Die Wanderung des Frühlingspunkts
Jetzt kommt die Frage der Bewertung: Ist dies ein tödliches Argument gegen astrologische Beratungen bzw. Weissagungen? Offenbar nicht, wenn man ihre Betreiber fragt, und sie lassen sich aus vielen Gründen nicht durch die erkannte Präzision der fortwährenden Präzession irritieren. Einer steckt in der Geschichte der Astrologie, die mit den Babyloniern beginnt. Ihre Sterndeuter bzw. Priester kannten zwar das Konzept der Präzession noch nicht, ihnen war aber nicht entgangen, daß die Sonne am Beginn des Sommers, der durch den längsten Tag (mit dem längsten Licht) definiert wurde, nie an der exakt gleichen Stelle im Sternbild Krebs erschien, sondern von Jahr zu Jahr ein klein wenig verschoben auftrat. Der Unterschied war zwar gering, aber er war vorhanden, und so ließen sich die Babylonier als gute Wissenschaftler etwas einfallen. Sie entwickelten einen neuen Tierkreis, der auf Jahreszeiten bezogen wurde und heute tropischer Tierkreis heißt. Er enthält zwar nicht mehr die bekannten Bilder (die offenbar nie leicht auszumachen waren und die viele Menschen bis heute selbst beim besten Willen nicht finden können), dafür aber Zeichen. Nun hat man sich leider angewöhnt, die Tierkreiszeichen mit denselben namen zu versehen wie die Bilder, und damit hat man bis in unsere Zeit hinein Verwirrung gestiftet. Der tropische Tierkreis mit seinen Zeichen beginnt da, wo die Sonne zu Frühlingsbeginn tatsächlich steht, wobei dieser Zeitpunkt – der Frühlingspunkt – durch die gleiche Länge von Tag und Nacht charakterisiert ist (Tag-und-Nacht-Gleiche). Der Jahreslauf der Sonne wird nun in 12 gleiche Abschnitte eingeteilt, und in fester Ordnung folgt ein Sternkreiszeichen dem anderen – ohne Probleme und ohne Verschiebung.
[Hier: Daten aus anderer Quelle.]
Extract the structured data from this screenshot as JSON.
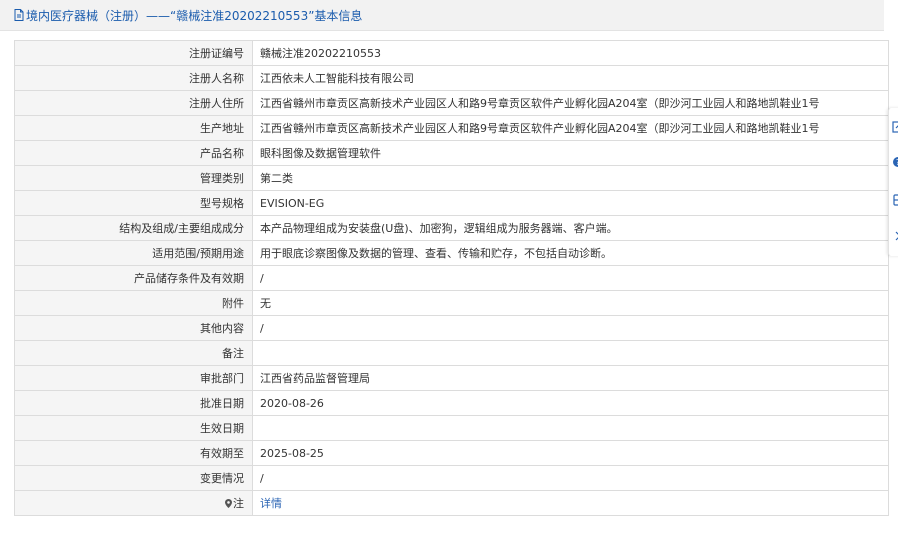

Die Ordnung ist damit hergestellt. Ob sie Bedeutung hat, muss jeder für sich spüren und festlegen. Vermutlich werden die meisten Physiker die Astrologie immer verurteilen. Doch wird dies die menschliche Neigung zu ihren Bemühungen nicht erschüttern. Den Grund dafür hat Goethe in einem Brief genannt, den er am 8. Dezembter 1798 an Schiller geschrieben hat:
“Der astrologische Aberglaube ruht auf dem dunklen Gefühl eines ungeheuren Weltganzen. Die Erfahrung spricht, daß die nächsten Gestirne einen entschiedenen Einfluss auf Witterung, Vegetation etc. haben; man darf nur stufenweise immer aufwärts steigen und es lässt sich nicht sagen, wo die Wirkung aufhört. Findet doch der Astronom überall Störungen eines Gestirns durch andere. Ist doch der Philosoph geneigt, eine Wirkung auf das Entfernteste anzunehmen. So darf der Mensch im Vorgefühl seiner selbst nur immer etwas weiter schreiten und diese Einwirkung aufs Sittliche, auf Glück und Unglück ausdehnen. Diesen und ähnlichen Wahn möchte ich nicht einmal Aberglauben nennen, er liegt unserer Natur so nahe, ist so leidlich und lässlich als irgendein Glaube.”